Por outro lado, Kallas foi mais longe em sua crítica. “Os ataques de Israel no Líbano mataram centenas de pessoas na noite passada, tornando difícil argumentar que tais ações brutais se enquadram em legítima defesa”, completou. Horas antes dos bombardeios israelenses em Beirute e no sul do Líbano, Netanyahu havia negado a inclusão do Líbano no acordo. O Paquistão, que ajudou nas negociações, havia relatado a inclusão. No entanto, o presidente dos EUA afirmou que o Líbano nunca fez parte do acordo original.
Novas Ações Militares e Baixas Reportadas
Mais cedo, na mesma quinta-feira, o Exército de Israel fez um anúncio importante. Ele confirmou a morte de Ali Yusuf Harshi, que seria sobrinho e secretário pessoal de Naim Qassem, o chefe do Hezbollah. A morte teria ocorrido durante o bombardeio a Beirute na quarta-feira. “As FDI [Forças de Defesa de Israel] atacaram a área de Beirute e eliminaram Ali Yusuf Harshi”, informou o Exército. Segundo a nota, Harshi era um “colaborador próximo e assessor pessoal de Qassem”. Ele também desempenhava um papel central na gestão e na segurança do escritório do líder. Contudo, o Hezbollah não confirmou oficialmente a morte.

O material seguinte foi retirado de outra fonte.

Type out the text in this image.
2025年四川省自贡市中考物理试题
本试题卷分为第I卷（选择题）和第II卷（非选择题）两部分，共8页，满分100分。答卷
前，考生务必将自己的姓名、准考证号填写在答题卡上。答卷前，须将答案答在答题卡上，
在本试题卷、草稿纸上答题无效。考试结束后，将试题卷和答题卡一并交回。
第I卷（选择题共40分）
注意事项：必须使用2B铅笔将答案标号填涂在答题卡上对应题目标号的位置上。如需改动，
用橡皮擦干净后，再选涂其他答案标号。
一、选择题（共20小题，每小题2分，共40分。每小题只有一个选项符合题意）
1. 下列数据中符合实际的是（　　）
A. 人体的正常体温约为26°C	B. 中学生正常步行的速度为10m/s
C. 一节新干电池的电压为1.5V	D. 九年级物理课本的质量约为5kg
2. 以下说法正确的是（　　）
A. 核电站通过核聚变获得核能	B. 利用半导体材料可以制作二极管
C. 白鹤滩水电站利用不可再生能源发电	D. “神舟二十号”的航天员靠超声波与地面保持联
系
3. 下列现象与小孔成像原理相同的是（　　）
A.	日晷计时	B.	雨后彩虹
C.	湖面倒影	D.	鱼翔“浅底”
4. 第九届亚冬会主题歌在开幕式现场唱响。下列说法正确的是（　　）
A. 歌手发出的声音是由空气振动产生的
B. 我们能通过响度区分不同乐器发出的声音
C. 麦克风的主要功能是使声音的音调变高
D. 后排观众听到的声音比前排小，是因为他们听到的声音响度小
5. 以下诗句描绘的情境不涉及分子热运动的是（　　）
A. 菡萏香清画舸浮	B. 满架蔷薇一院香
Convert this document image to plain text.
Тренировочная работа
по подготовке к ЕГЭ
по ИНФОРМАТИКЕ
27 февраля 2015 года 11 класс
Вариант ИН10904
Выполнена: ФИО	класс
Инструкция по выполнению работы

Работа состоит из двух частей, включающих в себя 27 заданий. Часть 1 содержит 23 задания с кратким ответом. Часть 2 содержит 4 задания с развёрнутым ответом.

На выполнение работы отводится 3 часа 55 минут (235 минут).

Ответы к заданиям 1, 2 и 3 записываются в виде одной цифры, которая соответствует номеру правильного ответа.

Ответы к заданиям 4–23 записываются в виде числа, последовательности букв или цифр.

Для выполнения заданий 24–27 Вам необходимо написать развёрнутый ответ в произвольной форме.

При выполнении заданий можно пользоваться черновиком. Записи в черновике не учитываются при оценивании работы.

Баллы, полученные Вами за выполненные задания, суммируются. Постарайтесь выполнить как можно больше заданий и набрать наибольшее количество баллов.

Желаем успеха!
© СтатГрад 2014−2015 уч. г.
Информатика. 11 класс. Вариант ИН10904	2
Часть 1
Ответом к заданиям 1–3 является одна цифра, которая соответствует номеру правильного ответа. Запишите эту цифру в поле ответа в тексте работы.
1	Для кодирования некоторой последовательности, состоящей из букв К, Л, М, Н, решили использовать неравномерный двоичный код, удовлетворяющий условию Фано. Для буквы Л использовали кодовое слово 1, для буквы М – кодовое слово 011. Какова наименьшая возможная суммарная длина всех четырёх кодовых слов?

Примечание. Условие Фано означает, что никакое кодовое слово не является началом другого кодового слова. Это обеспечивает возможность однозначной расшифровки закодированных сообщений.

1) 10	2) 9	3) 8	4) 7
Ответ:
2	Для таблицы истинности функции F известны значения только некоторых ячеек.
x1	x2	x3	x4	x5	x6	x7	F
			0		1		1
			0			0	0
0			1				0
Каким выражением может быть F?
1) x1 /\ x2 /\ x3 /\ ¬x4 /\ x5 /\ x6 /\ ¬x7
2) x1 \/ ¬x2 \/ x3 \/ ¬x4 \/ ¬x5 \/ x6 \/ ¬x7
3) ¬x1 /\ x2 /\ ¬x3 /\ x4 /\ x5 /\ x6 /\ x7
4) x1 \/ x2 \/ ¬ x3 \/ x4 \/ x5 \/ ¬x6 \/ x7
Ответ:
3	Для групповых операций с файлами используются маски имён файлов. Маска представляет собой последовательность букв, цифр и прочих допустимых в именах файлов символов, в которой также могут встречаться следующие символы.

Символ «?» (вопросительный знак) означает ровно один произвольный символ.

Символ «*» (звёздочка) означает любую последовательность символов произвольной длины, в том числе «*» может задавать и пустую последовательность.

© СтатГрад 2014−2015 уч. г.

Adicionalmente, no mesmo comunicado, o Exército israelense afirmou ter realizado novos bombardeios durante a madrugada desta quinta-feira. Os alvos foram posições do Hezbollah no Líbano. Estes ataques israelenses atingiram duas passagens-chave usadas pelo grupo para transporte de armamentos. Além disso, cerca de dez depósitos de armas também foram destruídos. A situação permanece tensa, e as condenações internacionais crescem, mas Israel mantém sua postura ofensiva. A segurança na região, portanto, continua sendo um desafio complexo e urgente.